When can we use the equality and the inequality symbol as a relation between functions ?
Consider $f(x)=4$ and $g(x)=1$, then we can easily say $f(x)>g(x)$.
Let $F(x)=2x$ and $G(x)=x$ where both $F(x)$ and $G(x)$ have the domain
$[1, \infty)$ then $F(x) > G(x)$.
If I change the domain of $F(x)$ to $[1,10]$ and $G(x)$ to $[21,\infty)$ then I can say $G(x) > F(x)$. I can replace the functions and write $x>2x$. But this implies $1>2$ which is not true. An easy way of solving this can be to let $G(x)=y$, where $x=y$. But this looks like we are cheating.
So in order to use the inequality sign or even the equality sign in some cases as a relation between two functions, do we need both functions to have the same domain?

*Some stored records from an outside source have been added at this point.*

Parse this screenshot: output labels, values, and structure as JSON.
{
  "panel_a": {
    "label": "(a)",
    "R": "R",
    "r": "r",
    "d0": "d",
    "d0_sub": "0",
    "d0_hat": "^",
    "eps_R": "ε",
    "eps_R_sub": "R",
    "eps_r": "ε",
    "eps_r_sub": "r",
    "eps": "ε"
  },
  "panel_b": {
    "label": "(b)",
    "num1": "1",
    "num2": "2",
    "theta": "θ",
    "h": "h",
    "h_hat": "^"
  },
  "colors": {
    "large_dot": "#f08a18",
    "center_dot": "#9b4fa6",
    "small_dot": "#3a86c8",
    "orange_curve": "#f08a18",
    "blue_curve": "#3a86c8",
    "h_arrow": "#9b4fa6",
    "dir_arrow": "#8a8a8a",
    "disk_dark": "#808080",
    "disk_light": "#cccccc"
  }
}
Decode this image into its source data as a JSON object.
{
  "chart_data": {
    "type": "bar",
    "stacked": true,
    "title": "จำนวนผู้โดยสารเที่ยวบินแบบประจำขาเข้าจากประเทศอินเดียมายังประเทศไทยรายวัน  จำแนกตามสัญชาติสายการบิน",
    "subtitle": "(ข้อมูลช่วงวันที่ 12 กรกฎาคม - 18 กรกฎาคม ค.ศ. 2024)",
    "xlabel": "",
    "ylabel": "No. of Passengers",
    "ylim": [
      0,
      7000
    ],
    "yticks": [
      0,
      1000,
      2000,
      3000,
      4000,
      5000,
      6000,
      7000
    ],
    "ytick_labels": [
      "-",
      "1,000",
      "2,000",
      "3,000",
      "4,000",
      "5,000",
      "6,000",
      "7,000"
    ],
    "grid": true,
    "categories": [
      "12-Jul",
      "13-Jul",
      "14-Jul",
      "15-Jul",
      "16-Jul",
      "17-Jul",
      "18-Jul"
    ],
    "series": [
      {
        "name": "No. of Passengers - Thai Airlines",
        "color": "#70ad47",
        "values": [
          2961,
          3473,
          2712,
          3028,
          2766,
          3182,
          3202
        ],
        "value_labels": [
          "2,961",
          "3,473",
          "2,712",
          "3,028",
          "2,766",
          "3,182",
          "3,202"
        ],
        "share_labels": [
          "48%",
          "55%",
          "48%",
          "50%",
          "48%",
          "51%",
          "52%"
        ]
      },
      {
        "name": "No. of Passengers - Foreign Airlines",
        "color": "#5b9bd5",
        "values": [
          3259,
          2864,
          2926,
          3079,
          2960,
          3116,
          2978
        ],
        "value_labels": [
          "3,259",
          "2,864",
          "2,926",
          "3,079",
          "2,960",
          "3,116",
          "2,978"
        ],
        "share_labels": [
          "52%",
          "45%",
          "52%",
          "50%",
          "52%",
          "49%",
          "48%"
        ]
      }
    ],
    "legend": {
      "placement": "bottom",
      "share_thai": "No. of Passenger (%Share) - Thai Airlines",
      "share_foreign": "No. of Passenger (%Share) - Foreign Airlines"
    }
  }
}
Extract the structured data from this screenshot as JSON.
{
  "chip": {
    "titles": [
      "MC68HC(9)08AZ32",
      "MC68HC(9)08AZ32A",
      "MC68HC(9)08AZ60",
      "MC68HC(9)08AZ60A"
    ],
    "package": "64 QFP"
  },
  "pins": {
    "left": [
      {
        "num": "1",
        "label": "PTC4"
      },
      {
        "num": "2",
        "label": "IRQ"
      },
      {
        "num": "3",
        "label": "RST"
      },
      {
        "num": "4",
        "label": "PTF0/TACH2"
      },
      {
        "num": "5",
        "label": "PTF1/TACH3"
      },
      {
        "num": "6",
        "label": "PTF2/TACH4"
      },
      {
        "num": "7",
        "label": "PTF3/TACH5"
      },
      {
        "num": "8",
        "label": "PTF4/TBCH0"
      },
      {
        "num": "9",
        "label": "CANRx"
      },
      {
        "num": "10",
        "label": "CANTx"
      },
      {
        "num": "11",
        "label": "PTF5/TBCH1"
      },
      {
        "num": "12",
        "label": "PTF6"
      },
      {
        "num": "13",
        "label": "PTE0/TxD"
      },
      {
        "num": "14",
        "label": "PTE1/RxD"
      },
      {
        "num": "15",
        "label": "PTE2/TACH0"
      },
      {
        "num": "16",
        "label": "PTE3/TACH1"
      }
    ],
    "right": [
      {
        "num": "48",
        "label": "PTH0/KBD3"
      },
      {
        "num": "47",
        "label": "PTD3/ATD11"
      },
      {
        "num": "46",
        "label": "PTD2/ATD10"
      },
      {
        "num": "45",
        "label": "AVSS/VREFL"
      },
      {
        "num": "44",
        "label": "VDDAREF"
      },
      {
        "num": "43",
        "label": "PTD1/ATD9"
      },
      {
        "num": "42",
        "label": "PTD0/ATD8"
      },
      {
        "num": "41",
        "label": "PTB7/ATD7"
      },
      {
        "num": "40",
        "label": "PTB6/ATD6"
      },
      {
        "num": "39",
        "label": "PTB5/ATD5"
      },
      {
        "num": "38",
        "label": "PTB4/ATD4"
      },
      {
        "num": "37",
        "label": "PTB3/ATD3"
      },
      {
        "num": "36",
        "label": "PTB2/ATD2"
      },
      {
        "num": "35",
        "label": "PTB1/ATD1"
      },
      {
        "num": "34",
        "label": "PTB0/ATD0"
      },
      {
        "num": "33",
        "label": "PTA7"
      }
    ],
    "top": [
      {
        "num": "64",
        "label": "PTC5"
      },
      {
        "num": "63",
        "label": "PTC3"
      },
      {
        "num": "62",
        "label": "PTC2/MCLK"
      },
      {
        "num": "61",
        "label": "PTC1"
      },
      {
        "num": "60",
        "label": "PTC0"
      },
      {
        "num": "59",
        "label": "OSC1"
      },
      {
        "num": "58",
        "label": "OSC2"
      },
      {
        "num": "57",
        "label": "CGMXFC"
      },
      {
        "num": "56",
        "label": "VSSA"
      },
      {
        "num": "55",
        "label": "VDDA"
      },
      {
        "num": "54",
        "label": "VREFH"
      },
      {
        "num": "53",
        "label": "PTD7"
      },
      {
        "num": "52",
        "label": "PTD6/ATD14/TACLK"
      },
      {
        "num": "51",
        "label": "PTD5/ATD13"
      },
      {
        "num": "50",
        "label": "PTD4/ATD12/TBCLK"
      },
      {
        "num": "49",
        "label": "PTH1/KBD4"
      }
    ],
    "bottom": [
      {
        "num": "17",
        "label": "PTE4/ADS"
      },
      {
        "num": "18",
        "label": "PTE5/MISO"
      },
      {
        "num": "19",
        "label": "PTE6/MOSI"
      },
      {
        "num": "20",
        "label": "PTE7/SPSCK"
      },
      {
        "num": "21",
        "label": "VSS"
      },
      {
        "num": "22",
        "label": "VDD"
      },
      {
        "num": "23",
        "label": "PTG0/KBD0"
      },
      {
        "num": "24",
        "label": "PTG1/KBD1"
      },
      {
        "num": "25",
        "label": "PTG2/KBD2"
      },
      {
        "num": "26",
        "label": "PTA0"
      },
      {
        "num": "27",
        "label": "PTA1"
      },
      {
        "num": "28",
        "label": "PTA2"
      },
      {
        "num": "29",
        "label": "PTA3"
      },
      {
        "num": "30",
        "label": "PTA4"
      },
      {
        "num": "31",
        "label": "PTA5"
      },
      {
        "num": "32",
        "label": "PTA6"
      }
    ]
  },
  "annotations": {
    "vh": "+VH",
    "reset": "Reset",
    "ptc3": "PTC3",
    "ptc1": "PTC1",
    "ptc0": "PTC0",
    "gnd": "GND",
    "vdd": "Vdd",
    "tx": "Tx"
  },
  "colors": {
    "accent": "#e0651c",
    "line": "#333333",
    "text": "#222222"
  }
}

Besides that, all the output obtained from $G(x)$ will be greater than what we will get from $F(x)$ and hence is writing $G(x) > F(x)$ valid?
The collection of functions F = { f:(X,<=) -> (Y,<=') }
from an ordered domain into an ordered codomain is
ordered by f <= g when for all x in X, f(x) <= g(x).
Such functions are called order preserving.
Of course this order is not linear, nor do
the orders of X and Y need be linear.
Thusly f < g when f <= g and exists x with f(x) < g(y).
One may like to use
f << g when for all x in X, f(x) < g(x).